The rapidity with which the Irish movement spreads may be estimated by this extraordinary fact: that twelve years ago, Mr. Parnell, who is now one of the leading national figures among the governments of the world, was utterly unknown. Ten years ago, there was no Irish national party in the British House of Commons, except a nondescript and diluted nationalism represented by Whig landlords. It is only ten years ago since to that world dictionary, that is made up of words and names that belong to all men and tongues, names and words that represent ideas like ‘Bunker Hill,’ and ‘93’; like ‘Robespierre,’ and the ‘Marseillaise’; like the perjurer ‘Titus Oates,’ and the traitor ‘Arnold,’ was added the name of ‘Capt. Boycott.’ But no name of honour or infamy has ever carried the Irish cause further, or in more directions, or has ever, in a word, done more good to the Irish national movement than the name of the detestable creature, who was the agent and the victim of a still more detestable and cowardly conspiracy, ‘Richard Pigott,’ and the London Times. In view of their story, all minds that are free from prejudice are willing to agree that the government that can only rule by such means, with such tools, at the end of the nineteenth century, after leaving a record in Ireland from the first year of that century to the present, of coercion and oppression, of murder and lawlessness and eviction, and of the burning of homes, of the ruin of a whole population,—the government that must depend on such infamous agents as the London Times, and Houston the Orangeman, and Le Caron the spy, and Pigott the perjurer, is condemned out of its own mouth. All this diabolical machinery was set in motion on the day Parliament was to vote on the coercion act for Ireland; and by this means that dreadful act was passed. Surely, this government is an evil in the sight of man and God. A danger to all truly civilized governments. A corrupter of social and political life. And so we claim that though coercion still rules in Ireland, the cause of Home Rule shall be won in the end. The consummation may be delayed a few weeks or months, but the inevitable must soon appear. The sunburst is reddening the sky in the east.

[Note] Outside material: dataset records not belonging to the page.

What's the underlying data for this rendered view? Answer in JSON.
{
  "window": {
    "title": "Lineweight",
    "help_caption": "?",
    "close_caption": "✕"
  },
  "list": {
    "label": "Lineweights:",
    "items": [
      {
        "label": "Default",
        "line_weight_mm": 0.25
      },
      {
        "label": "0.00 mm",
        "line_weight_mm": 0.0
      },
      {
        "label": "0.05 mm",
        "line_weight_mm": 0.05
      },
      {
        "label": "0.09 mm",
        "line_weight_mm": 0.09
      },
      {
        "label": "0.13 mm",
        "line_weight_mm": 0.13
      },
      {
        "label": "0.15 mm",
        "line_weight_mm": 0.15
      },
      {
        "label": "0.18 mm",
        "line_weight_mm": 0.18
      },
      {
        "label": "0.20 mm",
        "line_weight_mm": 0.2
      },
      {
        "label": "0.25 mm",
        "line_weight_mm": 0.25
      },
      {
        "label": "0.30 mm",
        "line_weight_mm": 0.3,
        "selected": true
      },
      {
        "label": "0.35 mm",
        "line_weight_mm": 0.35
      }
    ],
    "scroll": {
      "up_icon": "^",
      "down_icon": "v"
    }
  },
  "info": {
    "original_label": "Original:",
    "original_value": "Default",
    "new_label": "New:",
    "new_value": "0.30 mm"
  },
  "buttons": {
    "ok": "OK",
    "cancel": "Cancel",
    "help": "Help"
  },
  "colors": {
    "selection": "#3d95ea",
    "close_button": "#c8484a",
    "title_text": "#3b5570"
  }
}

A few years ago an old ship was set afloat on the Niagara River, ten miles above the great falls. The crowd that watched it on the bank cheered when they saw the current carry it out to the centre and down toward the rapids. One man calculated the rapidity of the stream. ‘It goes four miles an hour,’ he said; ‘in two hours and a half she will go over the falls.’

So they took to their horses and carriages and trains, and went to the falls to see her go over. They saw the powerful rapids take the ship and wheel her round, and almost dash her to pieces, as the Home Rule victories in Scotland whirled and confounded the Tories; they saw a great rock split her keel, as the victories in Wales split the Tories; they saw her leaping down toward the last hundred yards of the fatal course and thrown on her beam ends by a bowlder as big as the Home Rule victory in Kensington, London, last week; but just when the last plunge was coming and the world was preparing to cheer, the doomed vessel was caught between two rocks on the very verge of the falls. And there she hung for three days, with a rock—like the Joseph Chamberlain—holding her back, but breaking into her side at the same time; till, at last, the mad flood leaped into her and over her, and ship and rock together were rolled over and dashed to splinters in the river under the falls.

And so St. Patrick’s Day, 1890, marks the high-water of the Irish national tide. Around the world to-night, like a bugle call, shrills the confident congratulations of the Irish race. They have reason to be happy, and confident, and hopeful. The good will of the world is with Ireland, and the Baal-time fires of St. Patrick are as cosmopolitan as the drum-beat of Great Britain. She is taking the rivets out of Toryism everywhere, and God is saving Ireland.